Born in Edmonton, Alberta, Canadian artist Arthur Donald Price attended Western Technical School where he received a bursary to study at the Ontario College of Art in the evenings, under various teachers including Franklin H. Carmichael, George Pepper and Frederick S. Haines. Naturally creative, he worked as a free-lance commercial artist, and later went on to study dance with Boris Volkoff, build sets and appear in productions. Later, Price studied pattern-making and industrial design. In 1943 he went to the National Film Board as a set designer and part-time animator working with Norman McLaren. It was while working at the N.F.B. that he met and married Dalila Barbeau, daughter of noted ethnologist and folklorist Dr. Marius Barbeau.

During his travels Price became acquainted with the art of the North West Coast Indians.
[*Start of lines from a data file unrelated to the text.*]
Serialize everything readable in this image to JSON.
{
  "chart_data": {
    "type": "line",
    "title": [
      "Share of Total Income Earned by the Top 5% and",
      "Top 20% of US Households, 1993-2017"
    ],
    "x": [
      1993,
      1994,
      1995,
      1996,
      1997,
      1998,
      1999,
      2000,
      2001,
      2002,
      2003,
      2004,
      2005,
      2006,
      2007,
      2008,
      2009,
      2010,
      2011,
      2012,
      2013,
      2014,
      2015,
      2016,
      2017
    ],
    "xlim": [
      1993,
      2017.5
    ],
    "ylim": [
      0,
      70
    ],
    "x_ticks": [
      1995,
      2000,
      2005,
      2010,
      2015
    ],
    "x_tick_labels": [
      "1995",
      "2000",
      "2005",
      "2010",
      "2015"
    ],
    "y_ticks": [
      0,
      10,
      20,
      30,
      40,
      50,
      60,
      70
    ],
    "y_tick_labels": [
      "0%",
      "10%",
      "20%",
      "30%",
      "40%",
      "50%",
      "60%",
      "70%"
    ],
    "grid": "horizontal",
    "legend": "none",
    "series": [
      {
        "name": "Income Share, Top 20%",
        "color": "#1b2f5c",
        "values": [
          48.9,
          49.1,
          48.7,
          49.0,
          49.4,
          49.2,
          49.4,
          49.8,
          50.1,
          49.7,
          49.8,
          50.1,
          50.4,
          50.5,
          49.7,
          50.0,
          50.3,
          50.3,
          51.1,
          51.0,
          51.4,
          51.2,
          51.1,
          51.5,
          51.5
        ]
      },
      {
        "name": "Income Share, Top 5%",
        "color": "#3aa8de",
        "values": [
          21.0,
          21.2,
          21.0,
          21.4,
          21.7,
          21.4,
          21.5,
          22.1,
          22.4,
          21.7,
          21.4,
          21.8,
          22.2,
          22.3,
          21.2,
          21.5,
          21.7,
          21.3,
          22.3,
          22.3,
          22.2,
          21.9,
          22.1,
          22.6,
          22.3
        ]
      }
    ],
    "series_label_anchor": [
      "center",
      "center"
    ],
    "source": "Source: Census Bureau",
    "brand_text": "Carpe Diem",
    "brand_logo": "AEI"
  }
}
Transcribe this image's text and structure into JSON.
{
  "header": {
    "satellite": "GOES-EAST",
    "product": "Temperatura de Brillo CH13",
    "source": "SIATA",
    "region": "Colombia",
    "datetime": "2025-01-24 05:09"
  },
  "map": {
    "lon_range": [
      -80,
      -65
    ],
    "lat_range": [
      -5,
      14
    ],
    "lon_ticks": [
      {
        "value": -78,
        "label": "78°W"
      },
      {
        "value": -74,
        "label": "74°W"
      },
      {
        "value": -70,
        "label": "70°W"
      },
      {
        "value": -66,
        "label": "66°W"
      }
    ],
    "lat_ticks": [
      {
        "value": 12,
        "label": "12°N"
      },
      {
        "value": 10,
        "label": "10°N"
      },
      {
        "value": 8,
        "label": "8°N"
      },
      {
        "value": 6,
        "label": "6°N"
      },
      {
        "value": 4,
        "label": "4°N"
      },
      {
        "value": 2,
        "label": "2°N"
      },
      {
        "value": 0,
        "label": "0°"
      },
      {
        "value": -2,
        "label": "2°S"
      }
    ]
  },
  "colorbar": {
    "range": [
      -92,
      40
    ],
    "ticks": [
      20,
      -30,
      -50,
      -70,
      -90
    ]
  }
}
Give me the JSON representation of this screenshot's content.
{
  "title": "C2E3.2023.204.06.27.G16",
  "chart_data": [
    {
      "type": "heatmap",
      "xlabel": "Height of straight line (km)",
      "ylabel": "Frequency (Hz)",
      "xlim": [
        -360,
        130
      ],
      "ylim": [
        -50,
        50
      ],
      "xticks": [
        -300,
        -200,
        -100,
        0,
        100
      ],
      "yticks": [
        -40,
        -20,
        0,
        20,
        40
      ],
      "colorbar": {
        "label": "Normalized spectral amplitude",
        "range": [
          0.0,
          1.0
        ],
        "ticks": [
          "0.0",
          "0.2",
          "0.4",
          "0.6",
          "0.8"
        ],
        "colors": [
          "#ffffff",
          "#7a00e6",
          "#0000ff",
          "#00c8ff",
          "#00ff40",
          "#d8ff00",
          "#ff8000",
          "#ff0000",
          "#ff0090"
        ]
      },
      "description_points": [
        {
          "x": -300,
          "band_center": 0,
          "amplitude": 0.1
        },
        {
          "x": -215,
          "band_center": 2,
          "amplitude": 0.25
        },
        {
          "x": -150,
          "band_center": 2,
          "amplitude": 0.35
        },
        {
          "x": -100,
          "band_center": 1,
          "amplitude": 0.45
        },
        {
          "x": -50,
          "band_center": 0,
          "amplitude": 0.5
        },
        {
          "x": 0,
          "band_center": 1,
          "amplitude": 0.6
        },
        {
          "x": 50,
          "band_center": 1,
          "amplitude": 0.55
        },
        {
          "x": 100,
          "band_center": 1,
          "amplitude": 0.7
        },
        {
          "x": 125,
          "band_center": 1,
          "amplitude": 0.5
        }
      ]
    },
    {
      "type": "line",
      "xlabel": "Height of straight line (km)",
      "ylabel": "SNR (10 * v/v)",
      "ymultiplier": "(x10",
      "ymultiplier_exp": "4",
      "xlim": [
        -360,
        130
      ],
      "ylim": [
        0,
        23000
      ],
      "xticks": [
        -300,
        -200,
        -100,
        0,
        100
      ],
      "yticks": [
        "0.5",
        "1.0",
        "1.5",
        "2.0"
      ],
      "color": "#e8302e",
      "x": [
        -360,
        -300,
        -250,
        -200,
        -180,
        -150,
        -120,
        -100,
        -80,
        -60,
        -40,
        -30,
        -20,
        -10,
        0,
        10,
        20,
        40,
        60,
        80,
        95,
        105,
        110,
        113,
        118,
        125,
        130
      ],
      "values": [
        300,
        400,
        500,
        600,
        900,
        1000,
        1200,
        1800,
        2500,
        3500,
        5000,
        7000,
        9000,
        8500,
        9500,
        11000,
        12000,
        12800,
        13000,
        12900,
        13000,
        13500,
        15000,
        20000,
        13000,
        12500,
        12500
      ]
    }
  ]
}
He visited Indian villages, taking notes and photographs and making drawings of Indian art. He arranged the purchase and removal of totem poles, house posts, a community house and other pieces which established the Indian village at the University of British Columbia.

Later, Price opened a studio where he was able to continue wood-carving. In 1950 he began metal work in wrought iron, copper and subsequently, sterling silver. In 1953 he was commissioned to carve two large totem poles and three other large carvings for Jasper Park Lodge in Alberta. In 1954 he began casting in aluminum, iron and bronze. This led to his production of an impressive body of work on public sculpture commissions for government, corporations and industry.

For the Sampson-Matthews project, in the 1957–1963 period Canadian Paintings series, Price entered the graphic field with Iroquois Mask, contributing a total of seven First Nations-inspired pieces. These interpretations were based on original images by First Nations and Inuit artists in a variety of media, chosen by Marius Barbeau.

Arthur Price is represented in important corporate and public collections. A member of the Sculptors Society of Canada (1958), the Royal Canadian Academy (Associate-1960, Member-1973); The Arts Club, Montreal (1958), and the American Craftsmen's Council (1960).